Newly Identified Protein May Aid Treatment of Obesity, Diabetes

According to a York University study, a recently-identified protein may help keep appetite and blood sugar down.

The study was led by Suraj Unniappan, associate professor in York’s Department of Biology, Faculty of Science & Engineering.

Unniappan has been exploring the metabolic effects of a prevalent protein in the brain called nesfatin-1. In previous studies, Unniappan discovered that rats given nesfatin-1 consumed less food, utilized more stored fat, and were more active in general.

Further, nesfatin-1 sped up insulin secretion in the rats.

“[The rats] actually ate more frequently but in lesser amounts,” reported Unniappan. “In addition, they were more active and we found that their fatty acid oxidization was increased. In other words, the energy reserve being preferably used during nesfatin-1 treatment was fat. This suggests more fat loss, which could eventually result in body weight loss.”

Nesfatin-1 was discovered by a research team in Japan in 2006, and has since been found to curb appetite and the manufacturing of body fat when injected into the brains of rodents.

According to Unniappan’s findings, the protein stimulates also insulin secretion from the pancreas, which contains collections of cells called the islets of Langerhans. These islets generate many vital hormones, including insulin.

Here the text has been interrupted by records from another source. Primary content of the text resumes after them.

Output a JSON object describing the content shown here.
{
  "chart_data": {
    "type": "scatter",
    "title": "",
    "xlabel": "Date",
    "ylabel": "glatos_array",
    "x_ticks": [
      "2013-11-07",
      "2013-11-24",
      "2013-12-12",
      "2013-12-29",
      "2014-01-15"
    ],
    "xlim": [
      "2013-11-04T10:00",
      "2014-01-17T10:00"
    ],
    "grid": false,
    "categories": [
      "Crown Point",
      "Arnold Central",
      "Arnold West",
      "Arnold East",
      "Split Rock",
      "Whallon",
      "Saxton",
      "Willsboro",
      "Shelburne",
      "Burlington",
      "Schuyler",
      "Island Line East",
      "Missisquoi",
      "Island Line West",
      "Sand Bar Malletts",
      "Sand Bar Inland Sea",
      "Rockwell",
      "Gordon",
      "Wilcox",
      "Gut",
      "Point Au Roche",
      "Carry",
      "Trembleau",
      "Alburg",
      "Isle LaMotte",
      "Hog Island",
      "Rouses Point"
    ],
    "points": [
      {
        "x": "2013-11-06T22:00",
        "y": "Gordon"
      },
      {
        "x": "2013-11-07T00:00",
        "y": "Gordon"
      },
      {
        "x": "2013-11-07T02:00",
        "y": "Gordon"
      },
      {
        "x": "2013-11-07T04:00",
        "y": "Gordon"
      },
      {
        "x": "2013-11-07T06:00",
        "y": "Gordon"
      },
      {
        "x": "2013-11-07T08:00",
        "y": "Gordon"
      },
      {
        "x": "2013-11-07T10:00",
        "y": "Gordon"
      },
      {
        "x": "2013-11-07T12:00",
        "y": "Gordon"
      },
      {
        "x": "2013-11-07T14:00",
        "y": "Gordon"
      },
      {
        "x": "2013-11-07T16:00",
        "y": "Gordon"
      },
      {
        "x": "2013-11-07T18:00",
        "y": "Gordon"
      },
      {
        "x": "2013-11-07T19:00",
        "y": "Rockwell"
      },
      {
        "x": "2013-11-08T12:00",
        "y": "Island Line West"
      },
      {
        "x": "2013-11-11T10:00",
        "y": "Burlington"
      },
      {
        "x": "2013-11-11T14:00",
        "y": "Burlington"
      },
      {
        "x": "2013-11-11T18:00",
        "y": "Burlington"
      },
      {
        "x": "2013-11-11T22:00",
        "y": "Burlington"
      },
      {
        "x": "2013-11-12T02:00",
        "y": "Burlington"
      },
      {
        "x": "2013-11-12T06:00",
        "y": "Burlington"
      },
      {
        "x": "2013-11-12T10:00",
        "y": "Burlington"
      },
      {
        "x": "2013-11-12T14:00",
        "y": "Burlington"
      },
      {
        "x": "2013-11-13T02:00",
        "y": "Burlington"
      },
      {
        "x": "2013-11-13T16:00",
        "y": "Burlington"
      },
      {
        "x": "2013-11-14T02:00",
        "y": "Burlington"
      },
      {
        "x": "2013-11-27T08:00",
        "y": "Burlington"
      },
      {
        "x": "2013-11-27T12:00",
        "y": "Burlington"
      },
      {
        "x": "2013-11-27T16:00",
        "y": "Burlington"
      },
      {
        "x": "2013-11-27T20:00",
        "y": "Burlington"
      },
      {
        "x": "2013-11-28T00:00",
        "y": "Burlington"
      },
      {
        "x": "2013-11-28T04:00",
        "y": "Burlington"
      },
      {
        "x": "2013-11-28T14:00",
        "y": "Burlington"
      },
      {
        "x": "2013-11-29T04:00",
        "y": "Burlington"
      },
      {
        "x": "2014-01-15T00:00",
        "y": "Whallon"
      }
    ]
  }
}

Unniappan’s team has focused on mice in prior studies and has discovered results similar to this most recent study. In these instances, nesfatin-1 not only stimulated insulin secretion—which lowered glucose levels in the bodies of the rodents—but the protein also was present in decreased levels in the pancreatic islets of mice with type 1 diabetes, whereas it was increased in mice with type 2 diabetes.

Unniappan’s research focuses generally on identifying and assessing the biological effects of gut and brain-derived appetite-regulatory, as well as metabolic hormones in fish and mammals.

“A major question we’re trying to address is how these peptides act and interact with other peptides in the endocrine network — which is so complex – in order to maintain steady blood glucose levels and body weight,” Unniappan continued.

A more thorough comprehension of this gut-brain axis may aid future pharmacological interventions for diabetes and obesity.

“New hormone-based treatments that would suppress body weight and blood sugar would be very desirable. However, we are far from developing nesfatin-1 as a candidate molecule. Our current research focuses on further exploring the therapeutic potential of nesfatin-1 in metabolic diseases with debilitating complications,” Unniappan concluded.

This researcher has been published in two recent articles from Unniappan’s laboratory: one published today in Endocrinology and another in March 2011 in Journal of Endocrinology.